Pour Nicolas Girod, porte-parole de la Confédération paysanne, « ce plan est insuffisant dans les moyens. Alors que l’agriculture était mise en avant durant le confinement, elle ne représente qu’un peu plus de 1 % du plan de relance. » Pour lui, « les leviers sont les bons mais ils ratent leur cible puisque le plan ne fait pas l’esquisse d’un pas de côté vis-à-vis de la politique du libre-échange qui est le principal problème des agriculteurs. Le gouvernement met de l’argent dans un panier percé alors qu’il faudrait profiter de la crise pour rafistoler ce panier du libre-échange. »
La voie de la souveraineté est tracée
La FNSEA a réagi par un communiqué diffusé trois heures après l’annonce du plan de relance. Le principal syndicat agricole se félicite de voir l’agriculture intégrer le plan de relance comme il l’avait « fortement porté lors de sa première rencontre avec le Premier ministre ». Il s’estime satisfait du montant alloué aux exploitations « et il faut y ajouter les mesures transversales qui vont impacter directement le secteur : relocalisation, investissements dans les technologies d’avenir et dans les énergies décarbonées, soutien à l’exportation… Les attentes figurent bien dans le plan à une hauteur autorisant l’ambition. » Toutefois, la FNSEA l’envisage plus comme une étape que comme un aboutissement : « La voie de la souveraineté est maintenant tracée, mais il faut que l’intendance suive. »
Pierre Thomas, le président du Modef, estime que le volet agricole de ce plan de relance « comporte beaucoup de mesures intéressantes » mais il déplore l’absence de mesure en faveur du prix des produits agricoles : « On peut bien favoriser l’investissement mais il faudrait que les agriculteurs aient du revenu pour les faire. » Il regrette aussi les incertitudes qui ne sont pas encore levées quant à la mise en œuvre concrète des intentions affichées, par exemple sur le plan protéines, qui rejoint par ailleurs l’ambition de son syndicat pour l’autonomie alimentaire.
Une ambition pour la jeunesse agricole
Jeunes agriculteurs « salue l’ambition pour la jeunesse agricole » contenue dans ce plan, puisqu’il contient des préconisations formulées dans le manifeste du syndicat cet été. Il se focalise sur les mesures en faveur de l’installation, comme la sensibilisation des jeunes par une campagne de promotion de l’agriculture. Concernant la résilience des exploitations, le plan de relance propose également de nouvelles perspectives en finançant pour les jeunes installés un bilan carbone de leur exploitation. Sur la base de ces données, les jeunes pourront valoriser de nouvelles sources de revenu pour le stockage de carbone, via de futures aides européennes ou appels à projet. Jeunes Agriculteurs envisage de jouer un rôle dans la mise en œuvre du plan de relance : « Le ministère peut compter sur le réseau Jeunes Agriculteurs pour être acteur dans la mise en œuvre de ces mesures sur tout le territoire et relever le défi du renouvellement des générations et de la transition agroécologique », affirme Samuel Vandaele, le président de Jeunes Agriculteurs.

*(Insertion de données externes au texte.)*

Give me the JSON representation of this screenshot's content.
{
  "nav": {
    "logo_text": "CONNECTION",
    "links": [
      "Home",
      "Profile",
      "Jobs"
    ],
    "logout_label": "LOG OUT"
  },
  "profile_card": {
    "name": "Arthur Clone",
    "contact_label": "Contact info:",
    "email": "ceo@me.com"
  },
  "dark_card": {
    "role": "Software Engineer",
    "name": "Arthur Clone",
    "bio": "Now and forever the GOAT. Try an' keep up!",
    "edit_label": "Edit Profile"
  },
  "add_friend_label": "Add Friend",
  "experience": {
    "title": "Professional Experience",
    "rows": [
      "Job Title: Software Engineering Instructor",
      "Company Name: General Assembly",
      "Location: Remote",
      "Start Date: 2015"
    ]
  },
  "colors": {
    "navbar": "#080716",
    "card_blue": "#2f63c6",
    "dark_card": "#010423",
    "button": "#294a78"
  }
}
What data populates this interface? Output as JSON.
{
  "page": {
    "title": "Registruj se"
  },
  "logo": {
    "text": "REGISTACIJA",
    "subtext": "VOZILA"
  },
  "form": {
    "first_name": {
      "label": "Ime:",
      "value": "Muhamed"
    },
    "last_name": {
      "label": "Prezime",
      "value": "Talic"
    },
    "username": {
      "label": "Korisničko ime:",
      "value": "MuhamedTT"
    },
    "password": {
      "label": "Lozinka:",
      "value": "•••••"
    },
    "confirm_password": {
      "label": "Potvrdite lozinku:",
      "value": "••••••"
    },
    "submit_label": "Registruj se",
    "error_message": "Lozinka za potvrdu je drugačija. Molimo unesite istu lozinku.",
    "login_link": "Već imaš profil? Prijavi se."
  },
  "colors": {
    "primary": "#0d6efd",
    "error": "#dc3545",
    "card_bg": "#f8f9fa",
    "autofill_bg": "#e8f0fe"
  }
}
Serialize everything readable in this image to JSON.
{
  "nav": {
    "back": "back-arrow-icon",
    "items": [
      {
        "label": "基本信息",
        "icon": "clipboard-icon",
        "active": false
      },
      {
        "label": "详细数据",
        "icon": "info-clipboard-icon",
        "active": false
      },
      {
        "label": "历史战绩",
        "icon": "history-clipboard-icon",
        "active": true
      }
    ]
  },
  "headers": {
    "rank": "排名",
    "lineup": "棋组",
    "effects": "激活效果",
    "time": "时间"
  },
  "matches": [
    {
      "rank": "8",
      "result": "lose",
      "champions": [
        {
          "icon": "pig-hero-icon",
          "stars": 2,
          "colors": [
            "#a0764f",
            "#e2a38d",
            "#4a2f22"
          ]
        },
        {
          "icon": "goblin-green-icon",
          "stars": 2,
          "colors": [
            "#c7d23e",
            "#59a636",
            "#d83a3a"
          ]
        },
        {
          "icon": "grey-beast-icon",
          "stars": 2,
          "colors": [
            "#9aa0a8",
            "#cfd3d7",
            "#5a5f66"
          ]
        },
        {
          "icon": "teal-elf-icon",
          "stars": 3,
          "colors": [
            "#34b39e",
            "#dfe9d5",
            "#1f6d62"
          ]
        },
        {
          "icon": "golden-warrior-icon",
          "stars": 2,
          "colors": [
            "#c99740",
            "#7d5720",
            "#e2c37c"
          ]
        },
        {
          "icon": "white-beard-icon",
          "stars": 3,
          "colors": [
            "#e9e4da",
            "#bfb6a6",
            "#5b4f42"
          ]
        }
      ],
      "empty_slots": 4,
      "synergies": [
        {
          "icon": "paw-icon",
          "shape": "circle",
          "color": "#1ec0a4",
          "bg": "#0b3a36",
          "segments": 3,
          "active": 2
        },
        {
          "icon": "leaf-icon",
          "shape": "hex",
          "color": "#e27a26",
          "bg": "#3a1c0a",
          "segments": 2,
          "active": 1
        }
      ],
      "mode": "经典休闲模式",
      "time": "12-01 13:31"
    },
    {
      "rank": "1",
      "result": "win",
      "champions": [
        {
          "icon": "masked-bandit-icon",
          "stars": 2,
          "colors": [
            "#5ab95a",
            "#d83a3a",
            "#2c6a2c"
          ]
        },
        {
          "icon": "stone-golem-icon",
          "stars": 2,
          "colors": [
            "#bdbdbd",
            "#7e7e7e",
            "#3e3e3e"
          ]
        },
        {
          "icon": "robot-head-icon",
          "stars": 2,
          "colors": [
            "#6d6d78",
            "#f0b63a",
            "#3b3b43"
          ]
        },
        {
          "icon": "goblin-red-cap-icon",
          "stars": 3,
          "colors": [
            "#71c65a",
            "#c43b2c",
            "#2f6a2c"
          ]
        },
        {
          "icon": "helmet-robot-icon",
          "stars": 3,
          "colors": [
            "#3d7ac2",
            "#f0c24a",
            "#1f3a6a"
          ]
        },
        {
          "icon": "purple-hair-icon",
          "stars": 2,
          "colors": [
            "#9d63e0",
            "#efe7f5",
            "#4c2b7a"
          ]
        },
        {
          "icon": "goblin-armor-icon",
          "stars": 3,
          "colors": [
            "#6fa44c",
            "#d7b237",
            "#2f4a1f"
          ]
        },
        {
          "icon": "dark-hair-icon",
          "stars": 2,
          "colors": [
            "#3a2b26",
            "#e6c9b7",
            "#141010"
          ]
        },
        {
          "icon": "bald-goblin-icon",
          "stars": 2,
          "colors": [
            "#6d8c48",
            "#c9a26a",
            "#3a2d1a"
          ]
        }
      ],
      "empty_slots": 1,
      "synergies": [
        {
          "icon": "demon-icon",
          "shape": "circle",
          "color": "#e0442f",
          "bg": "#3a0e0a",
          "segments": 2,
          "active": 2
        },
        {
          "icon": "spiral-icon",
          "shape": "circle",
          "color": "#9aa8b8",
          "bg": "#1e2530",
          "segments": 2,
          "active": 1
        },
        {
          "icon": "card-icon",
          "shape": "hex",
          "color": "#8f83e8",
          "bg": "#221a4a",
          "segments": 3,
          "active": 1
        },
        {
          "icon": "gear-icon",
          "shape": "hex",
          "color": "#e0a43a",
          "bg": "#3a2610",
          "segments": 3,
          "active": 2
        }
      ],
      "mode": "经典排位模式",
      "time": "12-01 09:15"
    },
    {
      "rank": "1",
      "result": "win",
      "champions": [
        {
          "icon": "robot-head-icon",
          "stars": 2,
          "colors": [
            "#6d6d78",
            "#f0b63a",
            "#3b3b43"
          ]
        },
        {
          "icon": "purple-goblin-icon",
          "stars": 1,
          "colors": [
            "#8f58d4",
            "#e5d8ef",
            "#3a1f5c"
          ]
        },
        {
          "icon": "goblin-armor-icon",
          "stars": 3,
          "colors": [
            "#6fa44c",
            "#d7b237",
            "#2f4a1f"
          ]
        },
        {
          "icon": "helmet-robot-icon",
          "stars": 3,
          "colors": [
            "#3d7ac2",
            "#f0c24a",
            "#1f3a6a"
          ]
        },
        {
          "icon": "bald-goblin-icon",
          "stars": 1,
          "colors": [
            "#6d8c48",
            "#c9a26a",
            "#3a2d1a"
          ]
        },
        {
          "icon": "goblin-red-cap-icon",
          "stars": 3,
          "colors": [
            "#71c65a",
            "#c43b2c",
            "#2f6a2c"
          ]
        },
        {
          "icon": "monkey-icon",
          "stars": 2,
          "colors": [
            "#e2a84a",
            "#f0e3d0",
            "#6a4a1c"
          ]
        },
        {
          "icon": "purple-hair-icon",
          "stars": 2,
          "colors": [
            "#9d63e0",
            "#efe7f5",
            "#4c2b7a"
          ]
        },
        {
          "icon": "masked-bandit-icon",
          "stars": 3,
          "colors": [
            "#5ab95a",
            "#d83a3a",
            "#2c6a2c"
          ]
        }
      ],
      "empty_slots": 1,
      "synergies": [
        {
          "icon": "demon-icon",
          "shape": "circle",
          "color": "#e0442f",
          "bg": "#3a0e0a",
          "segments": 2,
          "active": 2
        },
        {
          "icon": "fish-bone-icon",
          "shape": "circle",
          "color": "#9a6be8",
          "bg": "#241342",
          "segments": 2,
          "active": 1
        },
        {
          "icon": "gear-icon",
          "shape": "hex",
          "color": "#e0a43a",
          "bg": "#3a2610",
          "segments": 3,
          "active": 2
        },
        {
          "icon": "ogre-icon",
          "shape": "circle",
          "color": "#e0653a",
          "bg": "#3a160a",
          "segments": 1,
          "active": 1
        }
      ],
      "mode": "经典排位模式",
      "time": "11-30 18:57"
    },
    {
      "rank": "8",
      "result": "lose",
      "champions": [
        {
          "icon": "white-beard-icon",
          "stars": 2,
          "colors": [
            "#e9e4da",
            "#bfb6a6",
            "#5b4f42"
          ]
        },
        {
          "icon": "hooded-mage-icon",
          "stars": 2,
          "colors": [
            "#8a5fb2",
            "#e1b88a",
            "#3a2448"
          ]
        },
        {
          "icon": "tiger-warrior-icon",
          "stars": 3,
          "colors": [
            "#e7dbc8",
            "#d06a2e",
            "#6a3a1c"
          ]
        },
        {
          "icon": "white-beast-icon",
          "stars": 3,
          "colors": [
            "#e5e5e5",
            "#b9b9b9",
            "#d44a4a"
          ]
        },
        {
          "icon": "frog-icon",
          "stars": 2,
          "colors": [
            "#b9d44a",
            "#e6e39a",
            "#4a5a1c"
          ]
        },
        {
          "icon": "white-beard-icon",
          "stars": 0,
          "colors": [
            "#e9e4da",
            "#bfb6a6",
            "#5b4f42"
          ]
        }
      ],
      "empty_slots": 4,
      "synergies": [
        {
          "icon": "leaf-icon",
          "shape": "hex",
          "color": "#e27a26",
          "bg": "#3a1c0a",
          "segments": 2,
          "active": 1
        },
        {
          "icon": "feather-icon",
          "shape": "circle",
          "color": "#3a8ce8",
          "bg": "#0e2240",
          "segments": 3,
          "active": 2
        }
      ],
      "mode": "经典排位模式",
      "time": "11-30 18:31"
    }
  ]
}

Sébastien Windsor, le président des Chambres d’agriculture, estime que ce plan « marque un engagement fort pour accompagner les transitions que l’agriculture française doit aborder résolument ». Les chambres d’agriculture se déclarent « au service du déploiement de ce plan au plus près des territoires ».
Satisfaction des filières concernées
La filière des oléoprotéagineux, directement concernée par l’affectation de 100 millions d’euros pour le plan protéines, se déclare « attentive aux modalités d’application » pour faire en sorte qu’elles « soutiennent les innovations et les investissements opérationnels à court terme ».
Philippe Henry, le président de l’Agence bio, se déclare « plutôt satisfait par les annonces », en particulier par la prolongation du crédit d’impôt bio et du fonds Avenir bio. « Même si le Premier ministre n’a pas annoncé de somme d’argent pour le moment, une enveloppe de 20 millions d’euros serait intéressante. » Il juge aussi intéressantes les mesures transversales sur la formation et la biodiversité. « C’est une bonne première étape pour renforcer l’agroécologie. Elle devra se prolonger avec la politique agricole commune et le plan stratégique pour la France », pronostique Philippe Henry.